The association works with other international space organizations on the issue of asteroid hazards and threats, as well as on issues of crew safety and astronaut rescue. It ensures the safety of all space flights. The association also carries out multiple activities in order to carry out its numerous missions. For example, ASE organizes planetary congresses, including a famous annual congress attended by astronaut and cosmonaut members from all over the world. Indeed, in an international framework where cooperation is not an empty word, manned space missions and future exploration projects will indeed be at the heart of discussions with a strong concern of those who have returned from space: to show the usefulness of these missions to better understand the universe but also to better protect the Earth with its fragile environment.

Thus, many conferences are being organized, such as the one on October 16, 2017, where explorer Bertrand Piccard and astronaut Thomas Pesquet, who has just returned from his Proxima mission aboard the International Space Station, addressed this theme of environmental awareness. The astronauts, who are the “sentinels of our planet“, also addressed the coming years with the ambitious Chinese space program that plans to build a space station in low orbit or send robots to the surface of the Moon. The building of a base on the moon, the sending of a man to Mars, space tourism have also been on the agenda of the last ASE annual congresses and are trying to respond to current space issues.

Among its many activities, the Association of Space Explorers has a NEO Committee, which is responsible for promoting international cooperation on NEO deflection. As a reminder, a NEO is an asteroid or comet in the solar system that its orbit around the Sun brings at a short distance from the Earth’s orbit, and therefore potentially close to the Earth, which can be dangerous for the safety of humankind. ASE is particularly active within the United Nations to find an international agreement on the management of these dangerous bodies drifting in space and potentially impacting the Earth.

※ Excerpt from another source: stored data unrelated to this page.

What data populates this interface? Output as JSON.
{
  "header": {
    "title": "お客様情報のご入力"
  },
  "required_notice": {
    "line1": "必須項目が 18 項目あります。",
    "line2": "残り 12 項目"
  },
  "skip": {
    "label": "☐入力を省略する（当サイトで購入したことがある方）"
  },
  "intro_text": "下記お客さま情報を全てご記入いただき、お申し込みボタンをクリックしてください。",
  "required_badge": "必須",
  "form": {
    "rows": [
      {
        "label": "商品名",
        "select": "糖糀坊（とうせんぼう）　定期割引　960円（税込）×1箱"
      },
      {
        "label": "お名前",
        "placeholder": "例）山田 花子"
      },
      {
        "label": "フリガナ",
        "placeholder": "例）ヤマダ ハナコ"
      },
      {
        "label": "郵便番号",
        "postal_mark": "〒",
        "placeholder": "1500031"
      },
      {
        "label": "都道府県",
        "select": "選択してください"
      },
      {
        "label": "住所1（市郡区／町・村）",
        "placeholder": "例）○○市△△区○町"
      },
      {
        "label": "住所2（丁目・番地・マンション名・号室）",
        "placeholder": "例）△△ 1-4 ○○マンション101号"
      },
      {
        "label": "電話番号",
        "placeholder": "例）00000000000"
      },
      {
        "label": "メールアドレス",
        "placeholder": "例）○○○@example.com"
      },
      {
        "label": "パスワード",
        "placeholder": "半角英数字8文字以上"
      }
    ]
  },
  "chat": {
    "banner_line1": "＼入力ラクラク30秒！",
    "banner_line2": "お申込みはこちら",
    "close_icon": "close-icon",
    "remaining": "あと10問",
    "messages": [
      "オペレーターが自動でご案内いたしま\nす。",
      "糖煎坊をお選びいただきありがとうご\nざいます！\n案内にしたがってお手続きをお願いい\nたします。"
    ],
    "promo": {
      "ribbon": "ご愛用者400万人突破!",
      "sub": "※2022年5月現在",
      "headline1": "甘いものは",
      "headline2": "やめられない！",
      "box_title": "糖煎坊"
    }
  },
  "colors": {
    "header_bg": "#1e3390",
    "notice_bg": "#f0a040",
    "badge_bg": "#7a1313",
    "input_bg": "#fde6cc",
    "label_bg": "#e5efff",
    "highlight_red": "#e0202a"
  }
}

Moreover, ASE has the permanent observer status in the United Nations Committee on the Peaceful Use of Outer Space and in the United Nations Economic and Social Council, which gives it the opportunity to participate in discussions with the various Member States and to consult their documentation. It also works closely with the United Nations Committee on the Peaceful Uses of Outer Space (COPUOS), a committee established in 1958 following the launch of the first Sputnik satellite into space, to develop an international protocol for action in the event of potential asteroid impacts on Earth.

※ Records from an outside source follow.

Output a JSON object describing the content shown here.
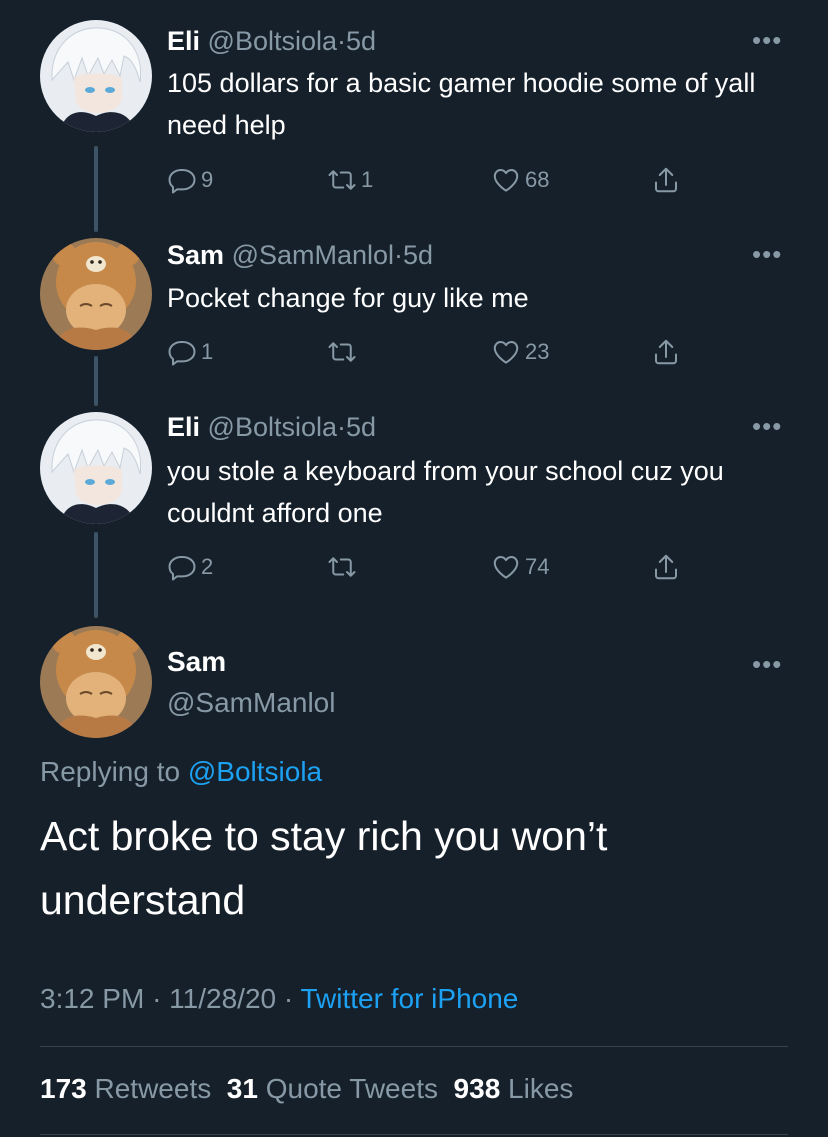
{
  "tweets": [
    {
      "name": "Eli",
      "handle": "@Boltsiola",
      "dot": "·",
      "time": "5d",
      "text": "105 dollars for a basic gamer hoodie some of yall need help",
      "reply_count": "9",
      "retweet_count": "1",
      "like_count": "68"
    },
    {
      "name": "Sam",
      "handle": "@SamManlol",
      "dot": "·",
      "time": "5d",
      "text": "Pocket change for guy like me",
      "reply_count": "1",
      "retweet_count": "",
      "like_count": "23"
    },
    {
      "name": "Eli",
      "handle": "@Boltsiola",
      "dot": "·",
      "time": "5d",
      "text": "you stole a keyboard from your school cuz you couldnt afford one",
      "reply_count": "2",
      "retweet_count": "",
      "like_count": "74"
    }
  ],
  "main": {
    "name": "Sam",
    "handle": "@SamManlol",
    "replying_prefix": "Replying to",
    "replying_to": "@Boltsiola",
    "text": "Act broke to stay rich you won’t understand",
    "time": "3:12 PM",
    "sep1": "·",
    "date": "11/28/20",
    "sep2": "·",
    "source": "Twitter for iPhone",
    "retweets": "173",
    "retweets_label": "Retweets",
    "quotes": "31",
    "quotes_label": "Quote Tweets",
    "likes": "938",
    "likes_label": "Likes"
  },
  "more_glyph": "•••",
  "colors": {
    "background": "#15202b",
    "secondary": "#8899a6",
    "link": "#1da1f2",
    "line": "#3d5466"
  },
  "icons": [
    "reply-icon",
    "retweet-icon",
    "like-icon",
    "share-icon",
    "more-icon"
  ]
}
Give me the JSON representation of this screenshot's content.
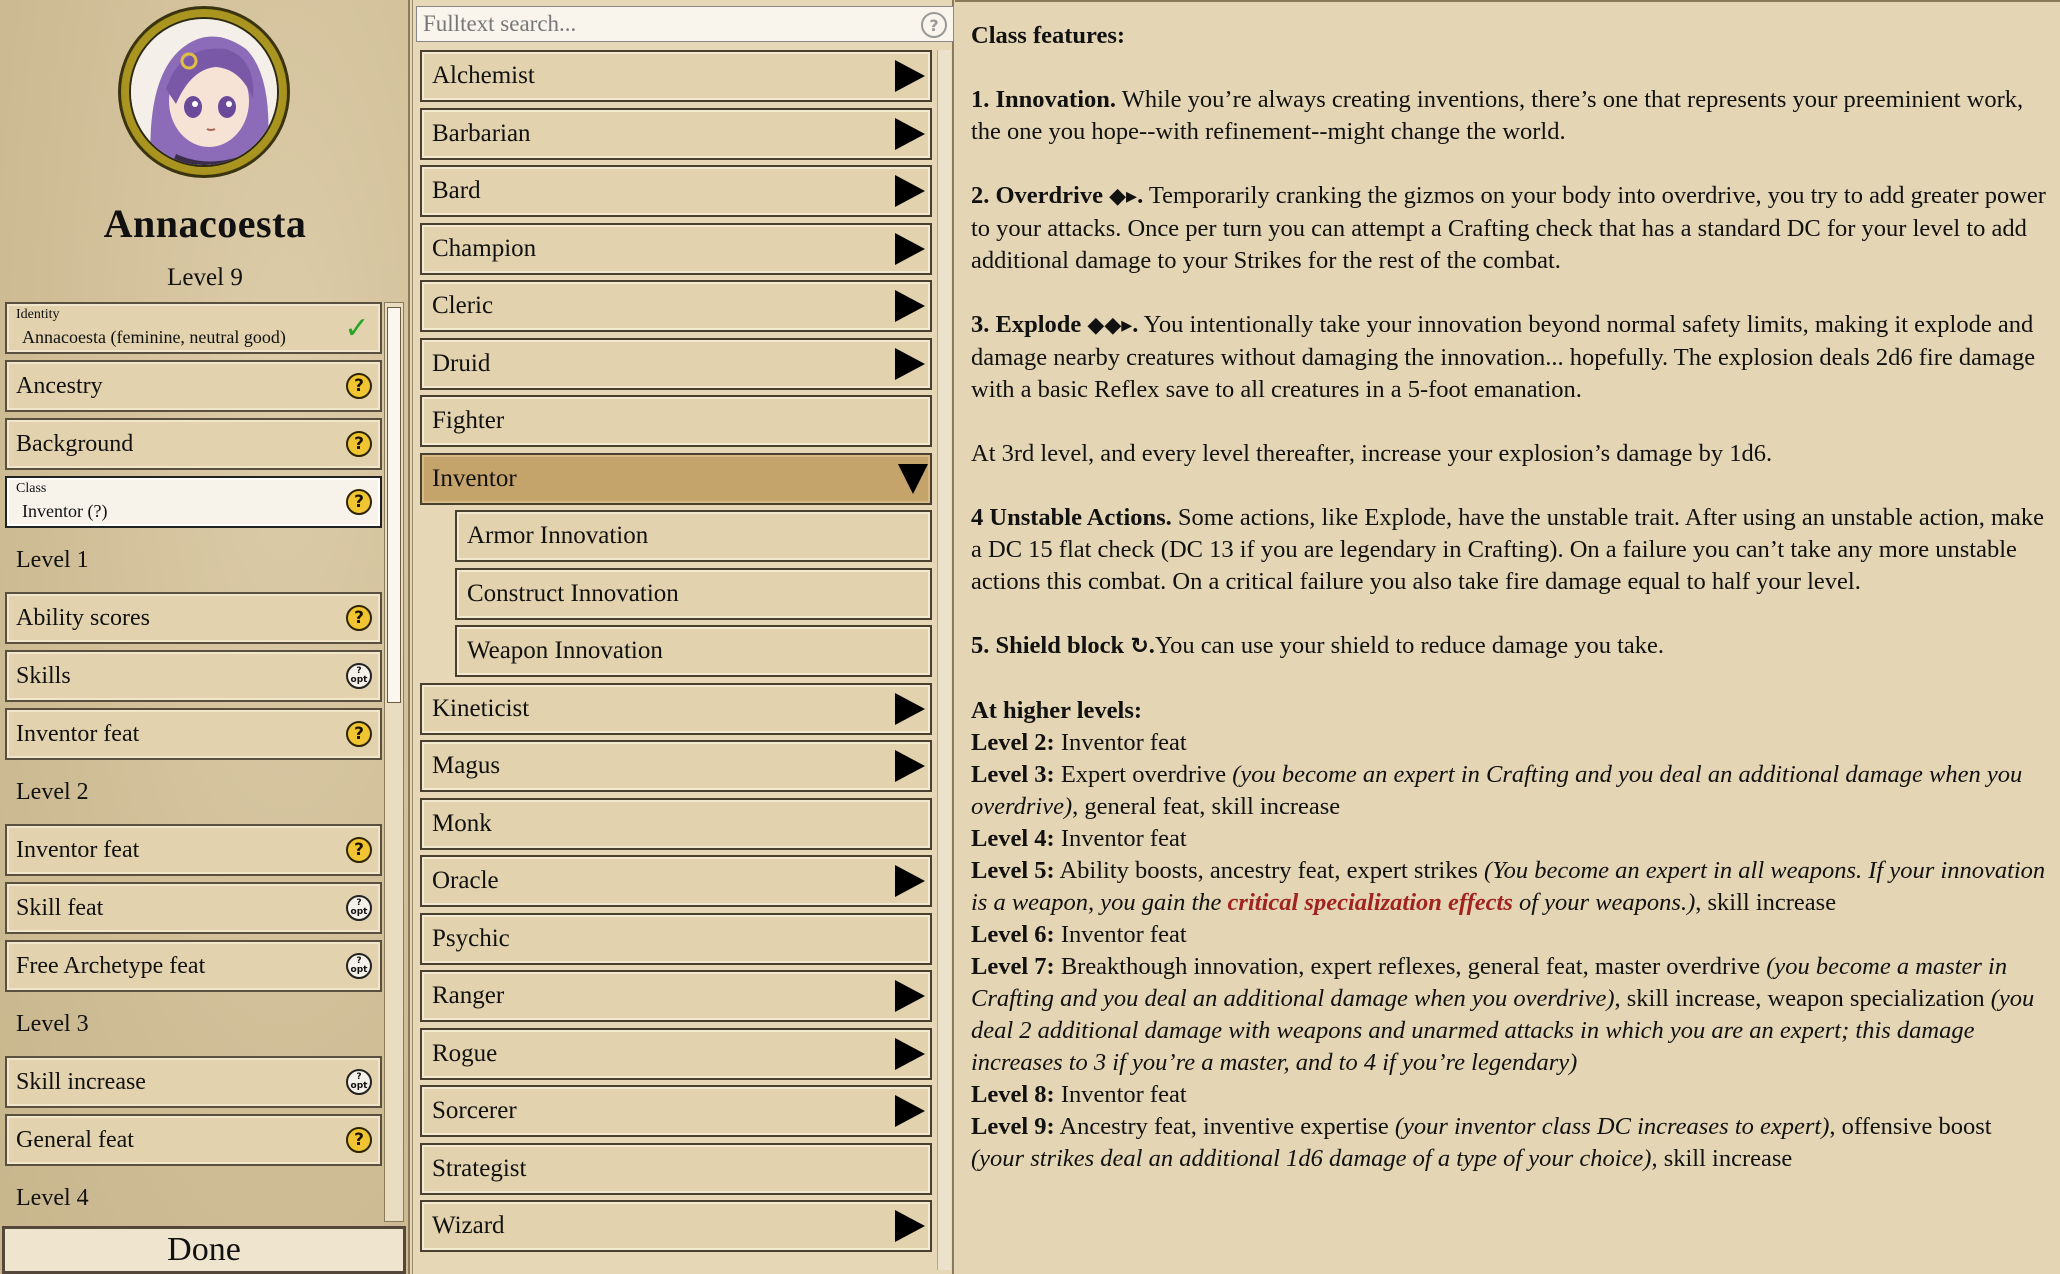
{
  "character": {
    "name": "Annacoesta",
    "level": "Level 9"
  },
  "steps": [
    {
      "caption": "Identity",
      "label": "Annacoesta (feminine, neutral good)",
      "status": "check",
      "style": "two"
    },
    {
      "label": "Ancestry",
      "status": "q"
    },
    {
      "label": "Background",
      "status": "q"
    },
    {
      "caption": "Class",
      "label": "Inventor (?)",
      "status": "q",
      "style": "white"
    },
    {
      "label": "Level 1",
      "style": "heading"
    },
    {
      "label": "Ability scores",
      "status": "q"
    },
    {
      "label": "Skills",
      "status": "opt"
    },
    {
      "label": "Inventor feat",
      "status": "q"
    },
    {
      "label": "Level 2",
      "style": "heading"
    },
    {
      "label": "Inventor feat",
      "status": "q"
    },
    {
      "label": "Skill feat",
      "status": "opt"
    },
    {
      "label": "Free Archetype feat",
      "status": "opt"
    },
    {
      "label": "Level 3",
      "style": "heading"
    },
    {
      "label": "Skill increase",
      "status": "opt"
    },
    {
      "label": "General feat",
      "status": "q"
    },
    {
      "label": "Level 4",
      "style": "heading"
    }
  ],
  "badges": {
    "q": "?",
    "opt_top": "?",
    "opt_bottom": "opt",
    "check": "✓"
  },
  "done_label": "Done",
  "search": {
    "placeholder": "Fulltext search...",
    "help": "?"
  },
  "classes": [
    {
      "label": "Alchemist",
      "arrow": "right"
    },
    {
      "label": "Barbarian",
      "arrow": "right"
    },
    {
      "label": "Bard",
      "arrow": "right"
    },
    {
      "label": "Champion",
      "arrow": "right"
    },
    {
      "label": "Cleric",
      "arrow": "right"
    },
    {
      "label": "Druid",
      "arrow": "right"
    },
    {
      "label": "Fighter",
      "arrow": "none"
    },
    {
      "label": "Inventor",
      "arrow": "down",
      "selected": true
    },
    {
      "label": "Armor Innovation",
      "arrow": "none",
      "sub": true
    },
    {
      "label": "Construct Innovation",
      "arrow": "none",
      "sub": true
    },
    {
      "label": "Weapon Innovation",
      "arrow": "none",
      "sub": true
    },
    {
      "label": "Kineticist",
      "arrow": "right"
    },
    {
      "label": "Magus",
      "arrow": "right"
    },
    {
      "label": "Monk",
      "arrow": "none"
    },
    {
      "label": "Oracle",
      "arrow": "right"
    },
    {
      "label": "Psychic",
      "arrow": "none"
    },
    {
      "label": "Ranger",
      "arrow": "right"
    },
    {
      "label": "Rogue",
      "arrow": "right"
    },
    {
      "label": "Sorcerer",
      "arrow": "right"
    },
    {
      "label": "Strategist",
      "arrow": "none"
    },
    {
      "label": "Wizard",
      "arrow": "right"
    }
  ],
  "details": {
    "heading": "Class features:",
    "f1": {
      "title": "1. Innovation.",
      "text": " While you’re always creating inventions, there’s one that represents your preeminient work, the one you hope--with refinement--might change the world."
    },
    "f2": {
      "title": "2. Overdrive",
      "icon": "◆▸",
      "dot": ".",
      "text": " Temporarily cranking the gizmos on your body into overdrive, you try to add greater power to your attacks. Once per turn you can attempt a Crafting check that has a standard DC for your level to add additional damage to your Strikes for the rest of the combat."
    },
    "f3": {
      "title": "3. Explode",
      "icon": "◆◆▸",
      "dot": ".",
      "text": " You intentionally take your innovation beyond normal safety limits, making it explode and damage nearby creatures without damaging the innovation... hopefully. The explosion deals 2d6 fire damage with a basic Reflex save to all creatures in a 5-foot emanation."
    },
    "f3b": "At 3rd level, and every level thereafter, increase your explosion’s damage by 1d6.",
    "f4": {
      "title": "4 Unstable Actions.",
      "text": " Some actions, like Explode, have the unstable trait. After using an unstable action, make a DC 15 flat check (DC 13 if you are legendary in Crafting). On a failure you can’t take any more unstable actions this combat. On a critical failure you also take fire damage equal to half your level."
    },
    "f5": {
      "title": "5. Shield block",
      "icon": "↻",
      "dot": ".",
      "text": "You can use your shield to reduce damage you take."
    },
    "higher": {
      "heading": "At higher levels:",
      "l2": {
        "label": "Level 2:",
        "text": " Inventor feat"
      },
      "l3": {
        "label": "Level 3:",
        "t1": " Expert overdrive ",
        "i1": "(you become an expert in Crafting and you deal an additional damage when you overdrive)",
        "t2": ", general feat, skill increase"
      },
      "l4": {
        "label": "Level 4:",
        "text": " Inventor feat"
      },
      "l5": {
        "label": "Level 5:",
        "t1": " Ability boosts, ancestry feat, expert strikes ",
        "i1": "(You become an expert in all weapons. If your innovation is a weapon, you gain the ",
        "link": "critical specialization effects",
        "i2": " of your weapons.)",
        "t2": ", skill increase"
      },
      "l6": {
        "label": "Level 6:",
        "text": " Inventor feat"
      },
      "l7": {
        "label": "Level 7:",
        "t1": " Breakthough innovation, expert reflexes, general feat, master overdrive ",
        "i1": "(you become a master in Crafting and you deal an additional damage when you overdrive)",
        "t2": ", skill increase, weapon specialization ",
        "i2": "(you deal 2 additional damage with weapons and unarmed attacks in which you are an expert; this damage increases to 3 if you’re a master, and to 4 if you’re legendary)"
      },
      "l8": {
        "label": "Level 8:",
        "text": " Inventor feat"
      },
      "l9": {
        "label": "Level 9:",
        "t1": " Ancestry feat, inventive expertise ",
        "i1": "(your inventor class DC increases to expert)",
        "t2": ", offensive boost ",
        "i2": "(your strikes deal an additional 1d6 damage of a type of your choice)",
        "t3": ", skill increase"
      }
    }
  }
}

ASE participates in the Committees on Space Exploration and Space Life Sciences organized by the International Astronautical Federation. All these activities are overseen by the International Executive Committee and regional boards of directors. Faced with the health crisis, ASE has had to organize its activities and congresses differently. The last global congress organized by ASE was the ASE executive committee meeting, which took place on July 13, 2020 by videoconference.

Other congresses and activities had been planned, but due to the Covid-19 crisis, ASE members were forced to cancel several activities such as the ASE 2020 face-to-face scientific sessions that were scheduled to be held in Denver, June 19-22, 2020 and finally held in virtual version from August 8-10, 2020. This premier videography conference will feature forty-four hours of lectures with the ASE President’s address, as well as a lecture on the current state of ASE and the presentation of research awards to astronauts, and will be virtually visible until November 10, 2020. In conclusion, as one of ASE’s founders and astronaut would say, ASE was created to respond to a common vision of astronauts “A world where living, working, and exploring in space will be as familiar to humanity as life on our home planet.